# Question about the power set

1. Jul 4, 2013

### Tenshou

I am confused I understand that the power set has $2^{|\mathcal{A}|}$ members, but they write it as $2^{\mathcal{A}}$ I don't understand why they just don't write it as $\mathcal{P}(\mathcal{A})$ to refer to the power set which has $2^{|\mathcal{A}|}$ elements, isn't that an abuse of notation?

2. Jul 4, 2013

### chiro

Hey Tenshou.

The easy answer is that A is a set and |A| usually refers to the cardinality of the set (which is a number).

2^|A| would be a number while 2^A would be a set.

3. Jul 4, 2013

### SteveL27

The notation $2^{\mathcal{A}}$ means by definition the set of functions from the set A to the set 2. Now what is "the set 2?" It's the set {0,1}.

We can identify the elements of $2^{\mathcal{A}}$ with the elements of $\mathcal{P}(\mathcal{A})$ by corresponding a function f:A->2 with the subset of A that is mapped by f to 1.

In other words any function f:A->{0,1} defines a particular subset of A, namely the preimage of 1; and given a subset of A, its characteristic function is a function f:A->{0,1}. So $2^{\mathcal{A}}$ and $\mathcal{P}(\mathcal{A})$ are conceptually the same set. [Even though if you wrote out their elements, they would not literally be the same set!]

That's actually what's meant by the exponent notation for sets.

It's true that $2^{\mathcal{A}}$ has $2^{|\mathcal{A}|}$ elements; but the two notations are not interchangeable. The first is the set of functions from A to 2; the second is the cardinality of that set of functions.

Last edited: Jul 4, 2013
4. Jul 4, 2013

### Tenshou

Yes I know that. But the question is how do you raise a set to a power, that doesn't make sense.
Well couldn't some one define "2" by a set of ordinals? meaning couldn't "the set 2" be $\{ ,\{ \}\}$ so then it would be "2" with "2"elements, or the power set of a set with 1 element??? You have me some what lost.
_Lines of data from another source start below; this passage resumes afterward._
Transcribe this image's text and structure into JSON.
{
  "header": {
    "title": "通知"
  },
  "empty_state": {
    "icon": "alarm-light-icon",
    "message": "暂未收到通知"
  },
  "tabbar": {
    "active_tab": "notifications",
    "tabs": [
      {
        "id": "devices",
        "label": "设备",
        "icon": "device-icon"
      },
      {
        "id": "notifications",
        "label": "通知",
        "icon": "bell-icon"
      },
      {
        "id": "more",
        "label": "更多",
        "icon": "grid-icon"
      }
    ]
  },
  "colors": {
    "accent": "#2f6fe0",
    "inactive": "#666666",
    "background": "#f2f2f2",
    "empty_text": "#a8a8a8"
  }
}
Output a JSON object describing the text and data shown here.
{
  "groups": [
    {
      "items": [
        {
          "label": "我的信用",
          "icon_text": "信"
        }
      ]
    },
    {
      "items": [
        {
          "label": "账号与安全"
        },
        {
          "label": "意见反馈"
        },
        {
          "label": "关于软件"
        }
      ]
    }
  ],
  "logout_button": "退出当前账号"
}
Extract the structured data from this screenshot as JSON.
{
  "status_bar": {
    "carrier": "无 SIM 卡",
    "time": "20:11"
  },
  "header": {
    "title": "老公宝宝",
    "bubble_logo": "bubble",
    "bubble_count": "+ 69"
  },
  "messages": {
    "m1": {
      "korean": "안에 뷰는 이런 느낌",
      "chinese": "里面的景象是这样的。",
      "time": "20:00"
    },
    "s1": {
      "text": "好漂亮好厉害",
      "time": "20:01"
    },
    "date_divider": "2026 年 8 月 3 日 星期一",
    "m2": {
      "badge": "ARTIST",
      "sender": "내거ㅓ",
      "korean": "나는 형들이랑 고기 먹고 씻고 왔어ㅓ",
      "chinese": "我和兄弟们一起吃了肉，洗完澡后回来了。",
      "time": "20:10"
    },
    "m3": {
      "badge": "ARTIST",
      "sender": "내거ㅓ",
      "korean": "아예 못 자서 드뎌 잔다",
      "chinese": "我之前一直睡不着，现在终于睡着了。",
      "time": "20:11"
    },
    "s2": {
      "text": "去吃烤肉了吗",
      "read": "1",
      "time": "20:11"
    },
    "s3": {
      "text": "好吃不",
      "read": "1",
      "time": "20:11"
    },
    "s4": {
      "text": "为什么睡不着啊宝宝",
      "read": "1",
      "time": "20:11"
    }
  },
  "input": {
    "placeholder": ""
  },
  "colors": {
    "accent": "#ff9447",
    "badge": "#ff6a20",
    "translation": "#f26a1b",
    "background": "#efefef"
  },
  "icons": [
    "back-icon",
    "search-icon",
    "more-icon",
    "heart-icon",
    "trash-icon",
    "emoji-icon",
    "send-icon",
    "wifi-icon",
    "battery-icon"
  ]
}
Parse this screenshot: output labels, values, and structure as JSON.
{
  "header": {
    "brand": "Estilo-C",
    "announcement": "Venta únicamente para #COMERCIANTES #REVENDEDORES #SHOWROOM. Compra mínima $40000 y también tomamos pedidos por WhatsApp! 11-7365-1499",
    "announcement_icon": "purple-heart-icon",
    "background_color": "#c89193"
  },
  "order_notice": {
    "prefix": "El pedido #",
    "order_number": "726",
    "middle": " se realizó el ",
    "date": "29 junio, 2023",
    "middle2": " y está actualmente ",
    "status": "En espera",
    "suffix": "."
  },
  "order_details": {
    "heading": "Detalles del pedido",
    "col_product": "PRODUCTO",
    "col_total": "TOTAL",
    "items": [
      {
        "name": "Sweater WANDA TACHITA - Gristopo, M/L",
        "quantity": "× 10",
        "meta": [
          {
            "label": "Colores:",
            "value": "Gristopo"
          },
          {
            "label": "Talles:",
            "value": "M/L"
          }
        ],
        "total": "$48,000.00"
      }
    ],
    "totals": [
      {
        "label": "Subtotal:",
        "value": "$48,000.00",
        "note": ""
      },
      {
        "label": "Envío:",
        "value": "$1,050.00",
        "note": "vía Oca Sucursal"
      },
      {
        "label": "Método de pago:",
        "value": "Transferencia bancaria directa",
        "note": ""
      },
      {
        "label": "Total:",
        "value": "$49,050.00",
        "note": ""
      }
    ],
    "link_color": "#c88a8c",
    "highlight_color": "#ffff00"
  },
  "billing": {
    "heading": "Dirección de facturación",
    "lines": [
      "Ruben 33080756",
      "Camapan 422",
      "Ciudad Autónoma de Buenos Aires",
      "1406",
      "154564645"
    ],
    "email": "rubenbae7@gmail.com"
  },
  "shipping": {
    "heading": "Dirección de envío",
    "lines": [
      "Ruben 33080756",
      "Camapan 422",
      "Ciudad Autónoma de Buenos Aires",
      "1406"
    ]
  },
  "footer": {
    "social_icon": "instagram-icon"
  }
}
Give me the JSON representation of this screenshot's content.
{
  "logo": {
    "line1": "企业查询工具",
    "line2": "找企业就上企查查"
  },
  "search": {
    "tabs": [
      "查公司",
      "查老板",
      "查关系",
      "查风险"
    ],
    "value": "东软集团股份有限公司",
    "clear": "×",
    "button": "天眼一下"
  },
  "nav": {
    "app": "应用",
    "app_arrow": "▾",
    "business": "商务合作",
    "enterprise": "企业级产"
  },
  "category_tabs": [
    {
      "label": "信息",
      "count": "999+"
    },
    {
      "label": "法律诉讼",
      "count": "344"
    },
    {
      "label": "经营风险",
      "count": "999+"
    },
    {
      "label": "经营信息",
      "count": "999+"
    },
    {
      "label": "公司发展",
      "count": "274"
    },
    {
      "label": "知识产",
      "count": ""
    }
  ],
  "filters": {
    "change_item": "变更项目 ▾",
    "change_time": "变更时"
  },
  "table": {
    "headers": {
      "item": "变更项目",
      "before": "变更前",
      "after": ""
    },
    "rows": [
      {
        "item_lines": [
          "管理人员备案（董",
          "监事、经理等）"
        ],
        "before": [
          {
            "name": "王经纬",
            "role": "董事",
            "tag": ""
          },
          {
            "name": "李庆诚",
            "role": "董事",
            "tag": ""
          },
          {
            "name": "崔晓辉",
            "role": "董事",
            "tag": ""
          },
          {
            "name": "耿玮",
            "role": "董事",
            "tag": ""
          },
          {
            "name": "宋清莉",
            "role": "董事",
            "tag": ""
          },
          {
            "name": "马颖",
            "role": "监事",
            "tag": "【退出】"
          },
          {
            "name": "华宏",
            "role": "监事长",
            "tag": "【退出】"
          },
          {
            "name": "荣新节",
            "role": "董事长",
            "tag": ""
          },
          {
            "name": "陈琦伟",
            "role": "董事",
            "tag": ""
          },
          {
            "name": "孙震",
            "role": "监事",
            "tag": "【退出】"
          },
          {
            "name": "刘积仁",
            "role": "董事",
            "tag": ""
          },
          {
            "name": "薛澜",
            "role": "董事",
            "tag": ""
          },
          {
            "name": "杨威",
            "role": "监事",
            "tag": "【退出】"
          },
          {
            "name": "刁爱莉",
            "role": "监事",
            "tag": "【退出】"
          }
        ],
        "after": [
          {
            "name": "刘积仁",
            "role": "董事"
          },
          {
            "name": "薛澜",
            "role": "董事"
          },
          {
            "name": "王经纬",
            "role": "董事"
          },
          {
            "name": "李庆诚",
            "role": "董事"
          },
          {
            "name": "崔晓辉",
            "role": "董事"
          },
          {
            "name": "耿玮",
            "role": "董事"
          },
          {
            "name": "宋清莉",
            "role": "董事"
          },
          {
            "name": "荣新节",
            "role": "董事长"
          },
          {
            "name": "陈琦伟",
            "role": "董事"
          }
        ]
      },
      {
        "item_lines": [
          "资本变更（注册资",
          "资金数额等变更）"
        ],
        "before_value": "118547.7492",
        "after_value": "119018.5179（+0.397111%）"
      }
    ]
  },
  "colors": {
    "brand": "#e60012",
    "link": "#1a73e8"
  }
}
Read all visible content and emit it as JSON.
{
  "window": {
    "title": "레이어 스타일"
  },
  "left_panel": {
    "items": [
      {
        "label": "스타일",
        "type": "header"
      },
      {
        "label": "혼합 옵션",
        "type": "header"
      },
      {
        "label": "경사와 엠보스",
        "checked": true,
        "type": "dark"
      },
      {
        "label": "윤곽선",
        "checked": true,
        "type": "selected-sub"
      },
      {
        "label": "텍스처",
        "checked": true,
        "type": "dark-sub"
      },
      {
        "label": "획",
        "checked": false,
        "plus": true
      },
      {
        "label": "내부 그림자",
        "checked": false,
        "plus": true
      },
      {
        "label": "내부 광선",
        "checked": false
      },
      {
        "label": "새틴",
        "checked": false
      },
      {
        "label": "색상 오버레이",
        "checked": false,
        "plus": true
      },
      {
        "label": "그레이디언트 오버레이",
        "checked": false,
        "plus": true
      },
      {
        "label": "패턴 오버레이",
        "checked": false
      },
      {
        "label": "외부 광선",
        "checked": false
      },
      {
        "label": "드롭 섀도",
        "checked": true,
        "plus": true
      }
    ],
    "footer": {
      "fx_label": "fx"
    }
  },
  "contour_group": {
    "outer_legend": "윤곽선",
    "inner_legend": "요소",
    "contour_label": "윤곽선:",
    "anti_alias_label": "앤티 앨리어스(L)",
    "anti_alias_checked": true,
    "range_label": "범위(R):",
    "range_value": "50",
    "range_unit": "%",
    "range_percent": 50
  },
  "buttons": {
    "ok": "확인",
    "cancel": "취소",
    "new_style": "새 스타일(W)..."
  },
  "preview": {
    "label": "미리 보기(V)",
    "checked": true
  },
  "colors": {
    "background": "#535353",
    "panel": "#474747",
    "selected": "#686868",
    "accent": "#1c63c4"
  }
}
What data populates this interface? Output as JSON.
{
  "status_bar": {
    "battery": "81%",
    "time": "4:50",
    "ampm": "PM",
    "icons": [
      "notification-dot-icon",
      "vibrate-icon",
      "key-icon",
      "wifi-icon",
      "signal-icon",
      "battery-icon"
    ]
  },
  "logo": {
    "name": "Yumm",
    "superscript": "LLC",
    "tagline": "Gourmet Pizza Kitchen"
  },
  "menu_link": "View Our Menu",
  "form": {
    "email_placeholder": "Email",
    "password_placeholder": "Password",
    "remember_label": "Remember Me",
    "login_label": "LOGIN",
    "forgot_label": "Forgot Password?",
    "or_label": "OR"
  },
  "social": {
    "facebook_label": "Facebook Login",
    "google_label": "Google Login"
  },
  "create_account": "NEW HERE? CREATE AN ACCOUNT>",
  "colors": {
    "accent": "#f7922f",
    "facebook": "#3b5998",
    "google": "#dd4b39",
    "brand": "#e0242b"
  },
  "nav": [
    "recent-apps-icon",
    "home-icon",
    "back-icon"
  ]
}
I don't understand how they are conceptually they same, yet aren't. It seems like bad notation to me, it seems like it would be better if books and people in general use a much more clearer notation. to denote the power set by $\mathcal{P}(\mathcal{A})$ which has $2^{| \mathcal{A}|}$ members it seems a lot more clearer don't you think?

5. Jul 5, 2013

### SteveL27

I suppose which notation is more clear is a matter of individual preference. There are 8 functions from {a,b,c} to {0,1} and there are 8 subsets of {a,b,c}; each subset picked out by the preimage of 1 for some function f:{a,b,c}->{0,1}. So it really is the same concept. And the exponentiation notation generalizes; for example the set of sequences of reals is the same as the set of functions from $\mathcal{N} \rightarrow \mathcal{R}$, or $R^{ \mathcal{N}}$. The $\mathcal{P}(\mathcal{A})$ notation is for the special case where the range of a function is {0,1}. Don't know if that helps ... this might be one of those things you just get used to.

6. Jul 5, 2013

### chiro

Also, one might want to look at a binomial expansion and its connections to the power set (in terms of [x+y]^n).

7. Jul 5, 2013

### Tenshou

I thought the only special case was reserved for the indicator function? you know $\mathbb{1}_{\mathcal{A}} : \mathcal{A} \to \{1,0\}$, because this function has that range space, and what this does is "project" all the elements giving it a value of 1 or 0, then when you integrate this you get the vol of the set, this is all so strange to me... Also, I thought the power set just listed the the elements in a set, that is why the question arose, why not write it so that is easier to understand? Because this notation $2^{|\mathcal{A}|}$ isn't very difficult to understand that it has that many members, and is the $\mathcal{P}(\mathcal{A})$ is the set which contains all those members instead of writing $2^{\mathcal{A}}$ Like how do you take a scalar and give it the power of a matrix, that is kind of what it looks like it is doing, you know?

Could you give an example to clear it up?

8. Jul 5, 2013

### pwsnafu

The power set is the set that is obtained through the axiom of power set. "List" is not really a good term. It just exists. There are algorithms which can compute the power set of a finite set though.

Mathematics isn't concerned with being "easy to understand". Notational conventions are just that, conventions. Somebody thought it was a good notation, and everybody else just follows suit.

With cardinal arithmetic, we wanted definitions such that $\left|{\mathcal A}^{\mathcal B} \right|= |\mathcal A|^{|\mathcal B|}$ works. That's all.

See matrix exponentiation

Last edited: Jul 5, 2013
9. Jul 5, 2013

### Tenshou

I see, well thanks for clearing that up.